Stephen King |
Mówi się, aby nie oceniać książek po okładce, mimo to większość z nas uważa, że pod dobrą okładką, jaką niewątpliwie posiada „Pan Mercedes” Stephena Kinga, tak w polskiej jak i angielskiej wersji, musi kryć się dobra książka, tym razem… się nie pomyliłem.

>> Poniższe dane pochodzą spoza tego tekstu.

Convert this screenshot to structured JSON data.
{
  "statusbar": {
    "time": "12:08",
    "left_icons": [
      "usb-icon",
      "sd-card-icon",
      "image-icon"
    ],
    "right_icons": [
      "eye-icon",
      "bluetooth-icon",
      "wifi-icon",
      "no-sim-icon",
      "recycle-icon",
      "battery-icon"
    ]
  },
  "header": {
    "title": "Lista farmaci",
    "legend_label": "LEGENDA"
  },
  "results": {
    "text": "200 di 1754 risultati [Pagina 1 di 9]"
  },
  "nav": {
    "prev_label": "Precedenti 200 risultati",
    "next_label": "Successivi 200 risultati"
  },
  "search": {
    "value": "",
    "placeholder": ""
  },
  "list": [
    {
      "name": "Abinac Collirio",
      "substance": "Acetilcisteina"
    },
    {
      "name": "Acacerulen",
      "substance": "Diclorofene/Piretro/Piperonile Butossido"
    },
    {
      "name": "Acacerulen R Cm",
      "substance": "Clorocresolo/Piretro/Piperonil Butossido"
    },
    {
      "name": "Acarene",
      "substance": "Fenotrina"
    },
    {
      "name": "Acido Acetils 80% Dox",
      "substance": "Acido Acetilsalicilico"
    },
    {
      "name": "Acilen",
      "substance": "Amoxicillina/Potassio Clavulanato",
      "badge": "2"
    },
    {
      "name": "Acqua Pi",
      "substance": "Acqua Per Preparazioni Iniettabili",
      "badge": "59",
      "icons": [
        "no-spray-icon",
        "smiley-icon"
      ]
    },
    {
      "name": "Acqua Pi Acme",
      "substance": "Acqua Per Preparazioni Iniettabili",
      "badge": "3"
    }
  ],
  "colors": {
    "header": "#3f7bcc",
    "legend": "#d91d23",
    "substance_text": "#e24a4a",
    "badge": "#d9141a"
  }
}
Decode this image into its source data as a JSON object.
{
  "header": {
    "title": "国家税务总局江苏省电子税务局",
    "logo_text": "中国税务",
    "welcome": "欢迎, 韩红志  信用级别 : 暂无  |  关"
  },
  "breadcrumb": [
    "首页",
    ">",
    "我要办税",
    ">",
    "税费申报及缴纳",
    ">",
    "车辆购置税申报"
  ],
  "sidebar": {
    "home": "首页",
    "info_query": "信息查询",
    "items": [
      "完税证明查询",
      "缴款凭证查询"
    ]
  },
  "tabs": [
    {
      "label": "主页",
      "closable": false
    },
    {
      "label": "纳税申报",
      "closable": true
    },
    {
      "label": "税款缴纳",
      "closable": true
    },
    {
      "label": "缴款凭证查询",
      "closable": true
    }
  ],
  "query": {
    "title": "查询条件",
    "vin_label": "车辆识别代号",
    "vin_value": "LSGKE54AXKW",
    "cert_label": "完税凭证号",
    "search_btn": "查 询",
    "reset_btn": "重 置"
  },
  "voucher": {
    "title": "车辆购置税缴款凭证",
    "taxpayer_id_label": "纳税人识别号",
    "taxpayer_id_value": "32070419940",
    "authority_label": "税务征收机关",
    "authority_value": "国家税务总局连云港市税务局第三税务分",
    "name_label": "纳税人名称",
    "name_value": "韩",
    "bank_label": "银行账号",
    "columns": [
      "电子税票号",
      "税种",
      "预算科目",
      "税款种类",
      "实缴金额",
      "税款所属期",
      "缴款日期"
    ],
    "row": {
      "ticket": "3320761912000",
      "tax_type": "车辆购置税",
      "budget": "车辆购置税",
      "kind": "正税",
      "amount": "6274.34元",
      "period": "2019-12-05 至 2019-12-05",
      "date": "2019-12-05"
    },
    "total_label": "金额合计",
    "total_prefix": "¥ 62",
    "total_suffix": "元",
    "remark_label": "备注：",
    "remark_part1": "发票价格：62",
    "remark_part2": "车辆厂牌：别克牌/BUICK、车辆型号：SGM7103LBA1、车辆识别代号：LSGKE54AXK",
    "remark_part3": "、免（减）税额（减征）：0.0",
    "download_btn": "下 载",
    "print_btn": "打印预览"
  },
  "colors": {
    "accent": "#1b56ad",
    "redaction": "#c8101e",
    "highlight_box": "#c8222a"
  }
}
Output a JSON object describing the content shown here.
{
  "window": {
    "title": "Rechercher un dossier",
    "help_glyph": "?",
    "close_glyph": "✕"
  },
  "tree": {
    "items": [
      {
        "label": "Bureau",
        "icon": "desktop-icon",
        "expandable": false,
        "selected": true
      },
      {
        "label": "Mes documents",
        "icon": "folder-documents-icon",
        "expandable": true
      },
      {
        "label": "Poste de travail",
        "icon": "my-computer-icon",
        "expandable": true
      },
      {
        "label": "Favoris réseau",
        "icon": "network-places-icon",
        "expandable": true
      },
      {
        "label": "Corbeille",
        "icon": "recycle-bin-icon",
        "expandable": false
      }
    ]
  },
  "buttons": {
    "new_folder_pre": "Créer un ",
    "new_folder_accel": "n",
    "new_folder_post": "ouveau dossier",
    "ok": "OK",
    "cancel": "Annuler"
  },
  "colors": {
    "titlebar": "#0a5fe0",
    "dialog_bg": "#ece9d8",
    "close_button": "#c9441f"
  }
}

Głównym bohaterem powieści Kinga jest emerytowany policyjny detektyw z depresją, Kermit William Hodges. Hodges jak wielu jego kolegów po odejściu ze służby po prostu się nudzi, całe dnie spędzając w swoim salonie przed telewizorem w jego ulubionym La-Z-Boy’u, trzymając w ustach lufę ojcowskiego rewolweru. Pewnego dnia Det. Em. otrzymuje list od masowego mordercy, którego sprawę prowadził przed odejściem z policji. „Sprafca” znudzony przerwą w zabijaniu postanawia nakłonić policjanta do samobójstwa, jednak nie spodziewa się, że sprytny gliniarz bardzo szybko zamieni się rolami…
Okładka polska |
Ten tytuł to detektywistyczny debiut Kinga, jednak mimo gatunkowej odmienności od jego poprzednich dzieł, tu także znajdziemy pewne elementy charakterystyczne dla tego autora jak wizje chorych, patologicznych, szalonych zbrodni oraz poruszający opis uczuć takich jak miłość i przyjaźń. „Pan Mercedes” nie należy do pozycji, w których zakochamy się od pierwszego wejrzenia, do tej książki trzeba się przemóc. Początek, czyli pierwsze trzydzieści/czterdzieści stron, są napisane fatalnie. Szczególnie złe wrażenie robi list od zabójcy, po przeczytaniu którego mamy wrażenie, że „sprawfca” jest zwykłym przygłupim zboczeńcem. Po zapoznaniu się choćby z kwadrologią Hannibala Lectera, mam pewne wymagania co do książkowych zabójców: mają być oni inteligentni (a najlepiej genialni), posiadać dużą wiedzę oraz nie mogą dać się złapać policji. Postać stworzona przez Stephena Kinga spełnia moje kryteria połowicznie, ponieważ jak się okazuje morderca jest osobą bardzo inteligentną, a dużą ilość wiedzy zastępuje mu biegła znajomość komputerów, niestety dowiadujemy się tego już po pięćdziesięciu stronach, praktycznie na samym początku książki, co oznacza, że Stephen podejmuje wyzwanie starając się przedstawić nam swoją wersję, oklepanej już gry „w kotka i myszkę”, co wychodzi mu nadzwyczaj dobrze. Pomijając kiepski początek, po pierwszych stu stronach, powieść czyta się przyjemnie, za sprawą języka jakim jest napisana książka, a także z powodu różnego rodzaju wątków, które King stosuje w swoich powieściach. Występują wątki romantyczne, jednak nie tylko
przemaglowana na tysiąc sposobów miłość z happy endem; detektywistyczne, te z kolei bardzo typowe, jednak ufam, że jest to jednorazowe przeoczenie; momentami autor częstuje nas żartami, niektórymi całkiem śmiesznymi innymi, z kolei sadystycznymi, ciężkimi tak, że można by nimi wbijać gwoździe do trumien, których w książce nie zabraknie.
Okładka angielska |
„Pan Mercedes” może nie jest najlepszą książką Kinga, dalej moim zdaniem pozostaje nią „Zielona Mila”, jednak jest to też powieść detektywistyczna, czy dla Stephena coś nowego. Ostatecznie jest to pozycja na dwa lub trzy wieczory, na której ogromny plus przemawia fakt, iż w przeciwieństwie do większości powieści detektywistycznych tutaj nie otrzymujemy jednoznacznego zakończenia, czym autor sugeruje kontynuację, którą bardzo chętnie bym przeczytał. „Pan Mercedes” to dobra książka, która broni się nie tylko nazwiskiem autora, ale także fabułą, jak dla mnie idealna kandydatka do oceny 4/5.